FEDS IN THE FISHBOWL
August 22, 2008
Under the Clean Water Act of 1972, the Environmental Protection Agency (EPA) and the Army Corps of Engineers are granted jurisdiction over the "navigable waters" of the United States. Over the years, the definition of "navigable waters" overflowed its banks, expanding to include virtually anywhere with detectable levels of H2O, says Reason.
- This law began as a reasonable attempt to control water pollution in the nation's rivers, lakes and streams, says Peyton Knight at the National Center for Public Policy Research.
- However, it spiraled into unreasonable federal regulation of isolated wetlands, ponds, dry lake beds, and drainage ditches.

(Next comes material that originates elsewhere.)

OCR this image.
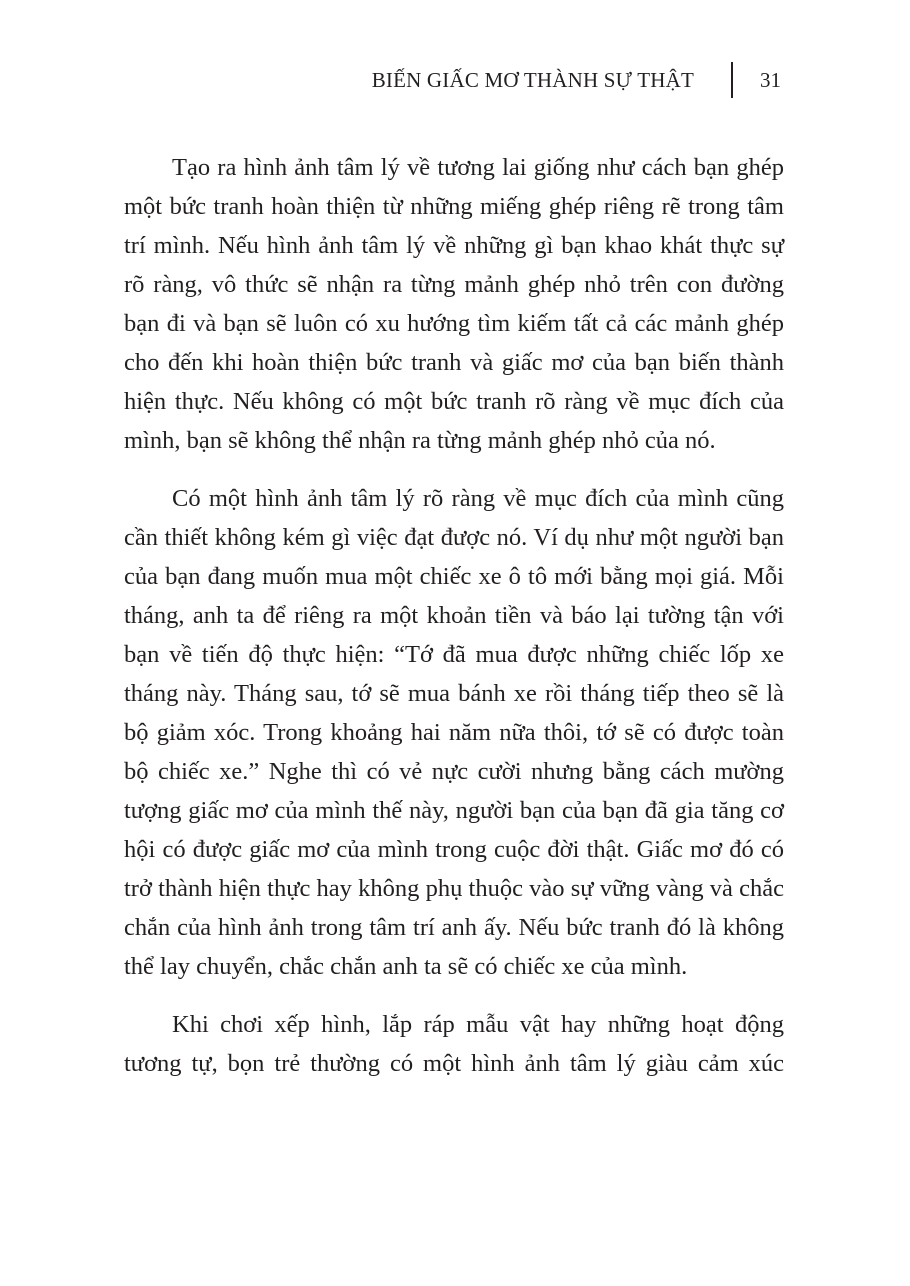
BIẾN GIẤC MƠ THÀNH SỰ THẬT	31

Tạo ra hình ảnh tâm lý về tương lai giống như cách bạn ghép một bức tranh hoàn thiện từ những miếng ghép riêng rẽ trong tâm trí mình. Nếu hình ảnh tâm lý về những gì bạn khao khát thực sự rõ ràng, vô thức sẽ nhận ra từng mảnh ghép nhỏ trên con đường bạn đi và bạn sẽ luôn có xu hướng tìm kiếm tất cả các mảnh ghép cho đến khi hoàn thiện bức tranh và giấc mơ của bạn biến thành hiện thực. Nếu không có một bức tranh rõ ràng về mục đích của mình, bạn sẽ không thể nhận ra từng mảnh ghép nhỏ của nó.

Có một hình ảnh tâm lý rõ ràng về mục đích của mình cũng cần thiết không kém gì việc đạt được nó. Ví dụ như một người bạn của bạn đang muốn mua một chiếc xe ô tô mới bằng mọi giá. Mỗi tháng, anh ta để riêng ra một khoản tiền và báo lại tường tận với bạn về tiến độ thực hiện: “Tớ đã mua được những chiếc lốp xe tháng này. Tháng sau, tớ sẽ mua bánh xe rồi tháng tiếp theo sẽ là bộ giảm xóc. Trong khoảng hai năm nữa thôi, tớ sẽ có được toàn bộ chiếc xe.” Nghe thì có vẻ nực cười nhưng bằng cách mường tượng giấc mơ của mình thế này, người bạn của bạn đã gia tăng cơ hội có được giấc mơ của mình trong cuộc đời thật. Giấc mơ đó có trở thành hiện thực hay không phụ thuộc vào sự vững vàng và chắc chắn của hình ảnh trong tâm trí anh ấy. Nếu bức tranh đó là không thể lay chuyển, chắc chắn anh ta sẽ có chiếc xe của mình.

Khi chơi xếp hình, lắp ráp mẫu vật hay những hoạt động tương tự, bọn trẻ thường có một hình ảnh tâm lý giàu cảm xúc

- In 2006, the U.S. Supreme Court issued a muddled opinion in "Rapanos v. United States" that reined in some of the more exotic interpretations of "navigable waters."
Now, two Democratic congressman have introduced the Clean Water Restoration Act, which would replace the phrase "navigable waters," with "waters of the United States," by which they mean "all waters subject to the ebb and flow of the tide, the territorial seas, and all interstate and intrastate waters and their tributaries, including lakes, rivers, streams (including intermittent streams), mudflats, sand flats, wetlands, sloughs, prairie potholes, wet meadows, playa lakes, natural ponds, and all impoundments of the foregoing."
If the bill passes, it will create massive new regulatory barriers for fishermen, boaters, hunters, and even some conservationists, who may find that their favorite hobbies no longer pass muster, says Reason. The act leaves it up to the courts to decide if "waters of the United States," also include your kitchen sink and bathtub.